Where to Start with W. B. Yeats

W. B. Yeats was an Irish poet who reinvented himself so completely across his career that his early Celtic twilight verse and his fierce later work feel like the output of two different writers. He drew on Irish mythology, occult philosophy, and the political upheavals of his time to produce some of the most memorable poetry in the English language.

The Tower

W. B. Yeats · 400 pages · 1928 · Moderate

Themes: Irish identity, mythology, aging, beauty, mysticism

The Tower is the collection where Yeats became fully himself, the aging man in his tower, raging and wondering, writing poems that burn with intellectual and emotional intensity.

Why Start Here

Published when Yeats was in his sixties, The Tower contains some of the greatest poems in the English language: “Sailing to Byzantium,” “Leda and the Swan,” “Among School Children,” “The Tower” itself. These are poems about time, beauty, old age, and the persistence of the creative spirit, and they carry an urgency that his earlier, more decorative work rarely reaches.

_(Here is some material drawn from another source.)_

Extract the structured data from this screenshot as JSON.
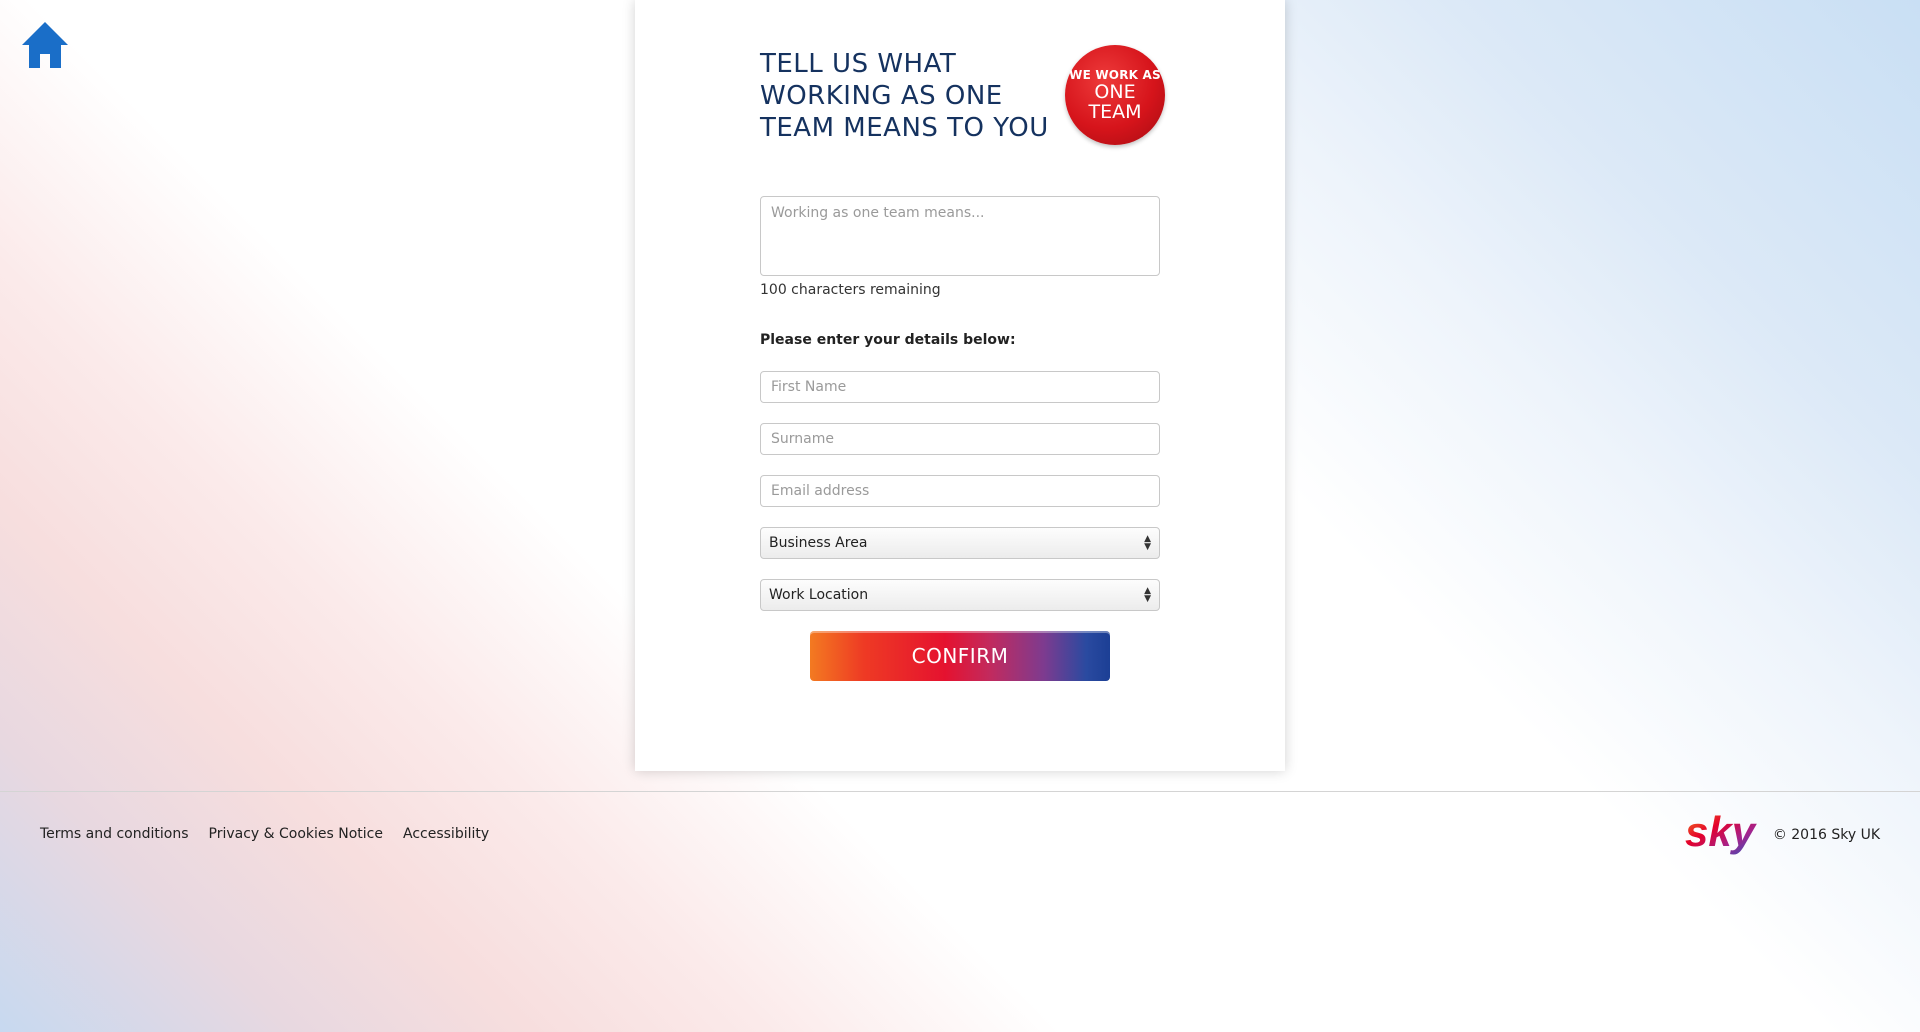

If you try the early Yeats first and find it too soft, come here and you will find a completely different poet. If you love the early work, The Tower will expand what you thought he could do. Either way, this is the collection that secures his place among the immortals.

What to Expect

Dense, allusive poems that reward slow reading. References to Irish mythology, occult symbolism, and Yeats’s own idiosyncratic philosophical system (no need to master it, the emotional force comes through anyway). Some of the most memorable lines in English poetry, sitting inside poems that are more complex and strange than the excerpts suggest.